Встречались мы теперь с Вадиком не так часто. И каждый раз я с нетерпением расспрашивал друга об успехах на ниве химиоконтроля. Он рассказывал, благодушный, самодовольный, вальяжно развалившийся на стуле, посматривающий на молоденьких девушек за окном…. У него явно открылся химический талант, дар божий. Интуиция настоящего учёного. Никакой логике его достижения не поддавались. И мне думается, захоти кто другой повторить успехи Вадика, ни черта бы у него не получилось — чутья не хватило. Однако проколы случались и у патриарха химиоконтроля.

Однажды Вадик приплёлся в кафе с картинным лиловым фингалом на пол-лица. В фигуре его явственно проглядывались очертания прежнего Вадика, жалкого и подкаблучного. По собственным словам, подвели его, как всегда, нюансы. По мне же это была крупная стратегическая ошибка. Судите сами. Перед очередным визитом тёщи незадачливый химиоконтролёр задумал вбить клин в нерушимый союз Людки с её мамой. Упоённый чередой успехов, он, недолго думая, вкатил Людке в суп двойную дозу некоего препарата, от которого по его словам, перед глазами шли красные круги — следствие дикой бычьей злости.

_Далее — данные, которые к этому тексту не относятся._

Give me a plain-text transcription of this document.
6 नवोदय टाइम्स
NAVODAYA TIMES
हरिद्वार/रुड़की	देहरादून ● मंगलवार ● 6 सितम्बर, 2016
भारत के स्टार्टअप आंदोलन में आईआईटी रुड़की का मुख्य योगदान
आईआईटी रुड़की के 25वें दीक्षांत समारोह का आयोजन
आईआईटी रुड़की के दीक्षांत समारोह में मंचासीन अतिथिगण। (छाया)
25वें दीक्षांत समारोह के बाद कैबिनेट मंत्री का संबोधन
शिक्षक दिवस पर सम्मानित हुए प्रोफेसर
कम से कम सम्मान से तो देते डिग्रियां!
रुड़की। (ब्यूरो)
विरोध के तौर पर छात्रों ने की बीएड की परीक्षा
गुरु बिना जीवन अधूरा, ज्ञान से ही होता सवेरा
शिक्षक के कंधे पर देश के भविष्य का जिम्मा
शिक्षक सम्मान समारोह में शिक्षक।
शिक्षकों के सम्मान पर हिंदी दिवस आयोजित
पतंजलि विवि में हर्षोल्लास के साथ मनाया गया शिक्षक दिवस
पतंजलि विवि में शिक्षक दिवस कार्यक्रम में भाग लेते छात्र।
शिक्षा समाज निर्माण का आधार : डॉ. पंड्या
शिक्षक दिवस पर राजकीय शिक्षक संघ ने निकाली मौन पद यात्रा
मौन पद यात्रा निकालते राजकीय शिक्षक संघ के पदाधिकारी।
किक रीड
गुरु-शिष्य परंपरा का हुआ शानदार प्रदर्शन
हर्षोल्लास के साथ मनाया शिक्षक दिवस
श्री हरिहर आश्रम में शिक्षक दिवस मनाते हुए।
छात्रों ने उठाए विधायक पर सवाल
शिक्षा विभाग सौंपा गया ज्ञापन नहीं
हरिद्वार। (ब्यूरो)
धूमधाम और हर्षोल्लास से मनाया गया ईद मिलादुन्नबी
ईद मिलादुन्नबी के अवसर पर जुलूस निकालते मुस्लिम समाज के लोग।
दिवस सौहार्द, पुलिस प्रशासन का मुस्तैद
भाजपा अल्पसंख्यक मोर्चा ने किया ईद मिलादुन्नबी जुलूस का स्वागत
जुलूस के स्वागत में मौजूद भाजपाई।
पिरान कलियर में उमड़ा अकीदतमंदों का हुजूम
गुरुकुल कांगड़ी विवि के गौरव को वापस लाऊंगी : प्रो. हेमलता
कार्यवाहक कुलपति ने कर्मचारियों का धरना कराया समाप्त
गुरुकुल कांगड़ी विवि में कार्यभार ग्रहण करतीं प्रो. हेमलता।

И побыстрее, ясное дело, ретировался. Согласно его плану, неконтролируемая супругина агрессия должна была непременно вылиться на седую макушку любимой тёщи со всеми вытекающими отсюда последствиями. Не учёл бедняга особенностей русской женской психологии, не учёл. Злость не вылилась на маму, а, удесятерённая ею же, копилась аккурат до появления Вадика на пороге своей квартиры, недалеко от которого он и получил лёгкую черепномозговую травму. М-да….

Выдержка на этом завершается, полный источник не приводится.